Selasa, 31 Desember 2019

SINTREN DAN CERITA MISTIS NYA


Nama ‘Sintren’ dalam tarian ini berasal dari suku kata ‘Si’ yang berarti dia dan ‘tren’ yang merupakan suatu panggilan dari seorang ‘putri’. Tarian ini berasal dari Pulau Jawa khusus nya di Cirebon. Sintren (atau dikenal juga dengan Lais) kesenian tari tradisional andalan masyarakat Jawa, khusus nya di Cirebon, karena Cirebon sebagai pencipta tarian sintren. Kesenian ini pun terkenal di pesisir utara Jawa Barat dan Jawa Tengah, yang utama yaitu di Cirebon, lalu Indramayu, Majalengka, Jatibarang, Brebes, Pemalang, Tegal, Banyumas, Kuningan, Pekalongan. Kesenian sintren juga dikenal sebagai tarian dengan aroma mistis atau magis yang bersumber dari cerita cinta kasih Sulasih dengan Sulandono.

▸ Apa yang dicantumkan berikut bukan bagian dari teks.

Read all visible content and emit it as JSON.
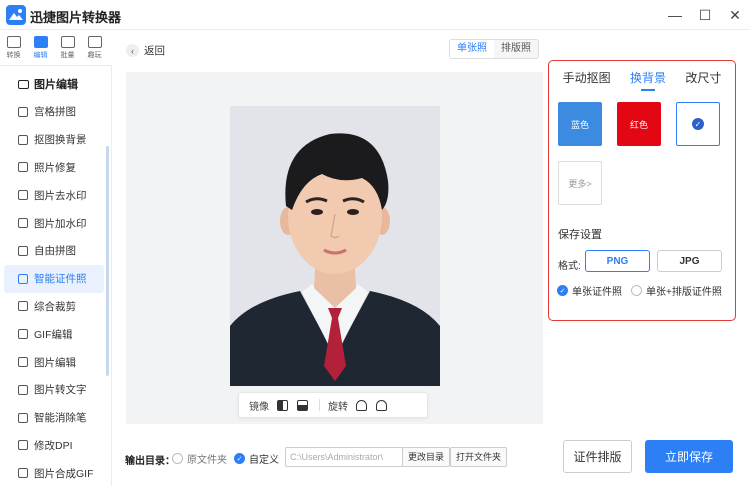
{
  "app": {
    "title": "迅捷图片转换器"
  },
  "window": {
    "menu_icon": "hamburger-icon",
    "minimize": "—",
    "maximize": "☐",
    "close": "✕"
  },
  "top_tabs": [
    {
      "label": "转换",
      "icon": "convert-icon"
    },
    {
      "label": "编辑",
      "icon": "edit-icon",
      "active": true
    },
    {
      "label": "批量",
      "icon": "batch-icon"
    },
    {
      "label": "趣玩",
      "icon": "fun-icon"
    }
  ],
  "sidebar": {
    "heading": "图片编辑",
    "items": [
      {
        "label": "宫格拼图"
      },
      {
        "label": "抠图换背景"
      },
      {
        "label": "照片修复"
      },
      {
        "label": "图片去水印"
      },
      {
        "label": "图片加水印"
      },
      {
        "label": "自由拼图"
      },
      {
        "label": "智能证件照",
        "active": true
      },
      {
        "label": "综合裁剪"
      },
      {
        "label": "GIF编辑"
      },
      {
        "label": "图片编辑"
      },
      {
        "label": "图片转文字"
      },
      {
        "label": "智能消除笔"
      },
      {
        "label": "修改DPI"
      },
      {
        "label": "图片合成GIF"
      }
    ]
  },
  "main": {
    "back_label": "返回",
    "mode_tabs": [
      {
        "label": "单张照",
        "active": true
      },
      {
        "label": "排版照"
      }
    ]
  },
  "toolbar": {
    "mirror_label": "镜像",
    "rotate_label": "旋转"
  },
  "output": {
    "label": "输出目录：",
    "option_original": "原文件夹",
    "option_custom": "自定义",
    "path": "C:\\Users\\Administrator\\",
    "change_dir": "更改目录",
    "open_folder": "打开文件夹"
  },
  "panel": {
    "tabs": [
      {
        "label": "手动抠图"
      },
      {
        "label": "换背景",
        "active": true
      },
      {
        "label": "改尺寸"
      }
    ],
    "colors": [
      {
        "label": "蓝色",
        "hex": "#3d8be0"
      },
      {
        "label": "红色",
        "hex": "#e30613"
      },
      {
        "label": "",
        "hex": "#ffffff",
        "selected": true
      }
    ],
    "more_label": "更多>",
    "save_settings": "保存设置",
    "format_label": "格式:",
    "formats": [
      {
        "label": "PNG",
        "active": true
      },
      {
        "label": "JPG"
      }
    ],
    "modes": [
      {
        "label": "单张证件照",
        "checked": true
      },
      {
        "label": "单张+排版证件照"
      }
    ]
  },
  "actions": {
    "layout_button": "证件排版",
    "save_button": "立即保存"
  },
  "colors": {
    "accent": "#2d7ff5",
    "highlight_border": "#e53935"
  }
}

Tarian Sintren menggambarkan kesucian sang putri atau sang penari. Masyarakat Cirebon meyakini tarian ini tidak boleh di tampilkan atau dilakukan secara main-main. Seorang penari hanya boleh membawakan tarian sintren dalam keadaan suci dan bersih. Makanya, sebelum melakukan 
pementasan sang penari harus melakukan puasa terlebih dahulu dan menjaga agar tidak berbuat dosa.

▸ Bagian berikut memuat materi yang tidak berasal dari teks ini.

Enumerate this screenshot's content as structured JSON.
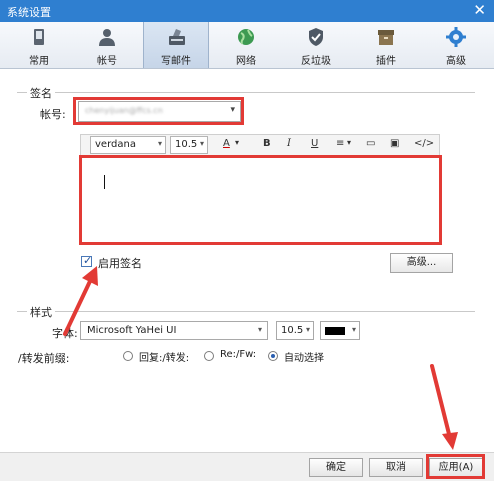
{
  "window": {
    "title": "系统设置"
  },
  "toolbar": {
    "items": [
      {
        "label": "常用",
        "icon": "general-icon"
      },
      {
        "label": "帐号",
        "icon": "account-icon"
      },
      {
        "label": "写邮件",
        "icon": "compose-icon",
        "active": true
      },
      {
        "label": "网络",
        "icon": "network-icon"
      },
      {
        "label": "反垃圾",
        "icon": "antispam-icon"
      },
      {
        "label": "插件",
        "icon": "plugin-icon"
      },
      {
        "label": "高级",
        "icon": "advanced-icon"
      }
    ]
  },
  "signature": {
    "section_title": "签名",
    "account_label": "帐号:",
    "account_value": "chenyijuan@ffcs.cn",
    "editor_toolbar": {
      "font": "verdana",
      "size": "10.5",
      "buttons": [
        "A",
        "B",
        "I",
        "U",
        "≡",
        "▭",
        "▣",
        "</>"
      ]
    },
    "enable_label": "启用签名",
    "enabled": true,
    "advanced_button": "高级..."
  },
  "style": {
    "section_title": "样式",
    "font_label": "字体:",
    "font_value": "Microsoft YaHei UI",
    "size_value": "10.5",
    "color_value": "#000000",
    "prefix_label": "/转发前缀:",
    "prefix_options": [
      {
        "label": "回复:/转发:",
        "selected": false
      },
      {
        "label": "Re:/Fw:",
        "selected": false
      },
      {
        "label": "自动选择",
        "selected": true
      }
    ]
  },
  "footer": {
    "ok": "确定",
    "cancel": "取消",
    "apply": "应用(A)"
  },
  "colors": {
    "title_bar": "#2f7fd0",
    "highlight": "#e23a35"
  }
}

Sintren di perankan oleh seorang gadis yang benar-benar masih suci, dibantu oleh seorang pawang dengan diiringi alat music gending 6 orang. Penari Sintren juga harus melakukan puasa terlebih dahulu sebelum melakukan pementasan, hal tersebut dilakukan agar benar-benar suci dan bersih. Hal ini pula bertujuan agar roh Dewi Lanjar memasuki tubuh sang penari nanti tidak kesulitan. Ketika alunan music bernuansa mistis tersebut mulai diminainkan, kemudian sang pawang mulai beraksi dengan membacakan doa-doa atau mantra. Penari sebelumnya menggunakan pakaian putih dan kacamata hitam dengan kondisi terikat oleh tali. Setelah itu pawang memasukannya ke dalam kurungan tertutup dan memberikan kostum khusus. Kostum ini hamper mirip dengan kostum yang di gunakan untuk wayang orang.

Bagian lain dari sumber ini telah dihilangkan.